The Critical Race Studies Residency brings different Artists-in-Residence to campus each year to enrich the life of student experiences and the greater community by facilitating practices of inclusion through art and design. The program is designed to empower artistic creativity that drives cultural transformation through a shared engagement with creative practice. The true impact of the program creates opportunities for shared experiences that embody the core values of MSU to cultivate diversity, create a positive environment, and embody inclusiveness with passion and determination.

As part of the program, the 2018-2019 Artists-in-Residence, Qais Assali and Helina Metaferia, produced substantial public projects that engaged in critical approaches to diversity and inclusion through creative practice. They each mounted solo presentations of their work, taught courses in the Department of Art, Art History, and Design, and participated in outreach to the community throughout the year, working in some of MSU’s most publicly accessible spaces, such as (SCENE) Metrospace, MSU Union Art Gallery, Broad Art Museum, and Kresge Art Center, as well as locations in the greater Lansing community.

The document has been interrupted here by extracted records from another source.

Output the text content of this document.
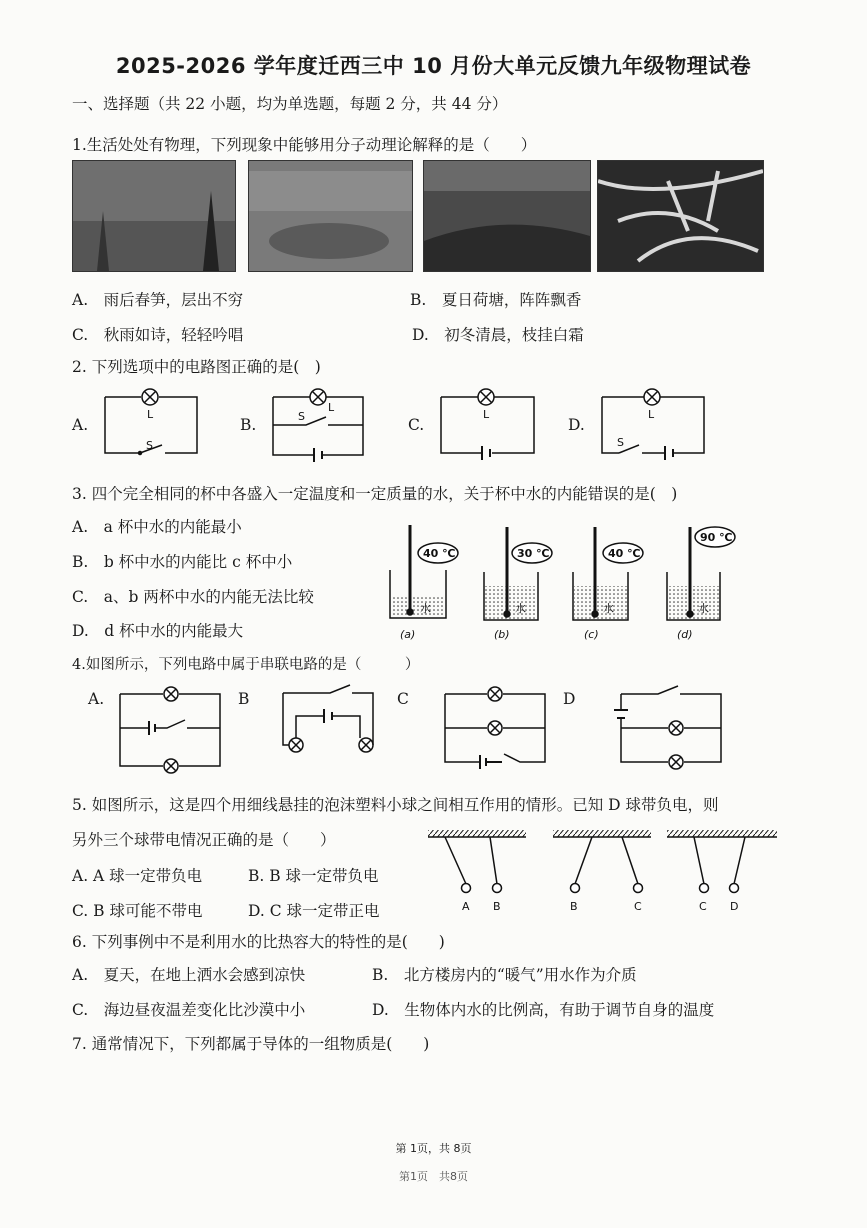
2025-2026 学年度迁西三中 10 月份大单元反馈九年级物理试卷
一、选择题（共 22 小题，均为单选题，每题 2 分，共 44 分）
1.生活处处有物理，下列现象中能够用分子动理论解释的是（　　）
A.　雨后春笋，层出不穷	B.　夏日荷塘，阵阵飘香
C.　秋雨如诗，轻轻吟唱	D.　初冬清晨，枝挂白霜
2. 下列选项中的电路图正确的是(　)
A.	B.	C.	D.
L
S
S
L
L	L
S
3. 四个完全相同的杯中各盛入一定温度和一定质量的水，关于杯中水的内能错误的是(　)
A.　a 杯中水的内能最小
B.　b 杯中水的内能比 c 杯中小
C.　a、b 两杯中水的内能无法比较
D.　d 杯中水的内能最大
40 ℃	30 ℃	40 ℃
90 ℃
水	水	水	水
(a)	(b)	(c)	(d)
4.如图所示，下列电路中属于串联电路的是（　　　）
A.	B	C	D
5. 如图所示，这是四个用细线悬挂的泡沫塑料小球之间相互作用的情形。已知 D 球带负电，则
另外三个球带电情况正确的是（　　）
A. A 球一定带负电	B. B 球一定带负电
C. B 球可能不带电	D. C 球一定带正电	A B	B	C	C D
6. 下列事例中不是利用水的比热容大的特性的是(　　)
A.　夏天，在地上洒水会感到凉快	B.　北方楼房内的“暖气”用水作为介质
C.　海边昼夜温差变化比沙漠中小	D.　生物体内水的比例高，有助于调节自身的温度
7. 通常情况下，下列都属于导体的一组物质是(　　)
第 1页，共 8页
第1页　共8页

Qais Assali, 2018-2019 Artist-in-Residence 

Qais Assali, one of two 2018-2019 Artists-in-Residence, works with video, installation, sculpture, lecture performance, sound, photography, and in the archives to engage and subvert national geopolitical power dynamics. His interdisciplinary work stages questions between site and the body in relation to his own identity and locale in order to debunk metaphoric surrounding contested geographies.

Assali’s project at MSU was called “Doubling Displacement,” where he explored mimetics in art and diasporic aesthetics to open an American “New Palestine” as a political and metonymic space for discussion. The project dealt with creating connections between the U.S. Midwest and the Middle East, as well as the past and the present to question political future. Assali connected between sites, communities, and ideas he is discovering in areas such as New Palestine, Ohio, and New Palestine, Indiana; the Orientalist Shriners; and Dearborn, Michigan.

Helena Metaferia, 2018-2019 Artist-in-Residence

Helina Metaferia, one of two 2018-2019 Artists-in-Residence, has presented her work in solo and group exhibitions at venues including the Museum of the African Diaspora, San Francisco, California; Museum of Fine Arts, Boston, Massachusetts; New Museum, New York, New York; Galeria Labirynt, Lublin, Poland; and Museum of Modern Art, Addis Ababa, Ethiopia. Her work has been reviewed by the San Francisco ChronicleBoston GlobeThe Washington PostBmore Art, and Performa Magazine.

At MSU, Metaferia screened her work, “(Middle) Passage for Dreams,” and worked on a new project, titled “By Way of Revolution,” which engaged collage, assemblage, performance, video, and participation/social practice to resurrect the spirit of social justice movements of the past in order to inform our present social-political movement.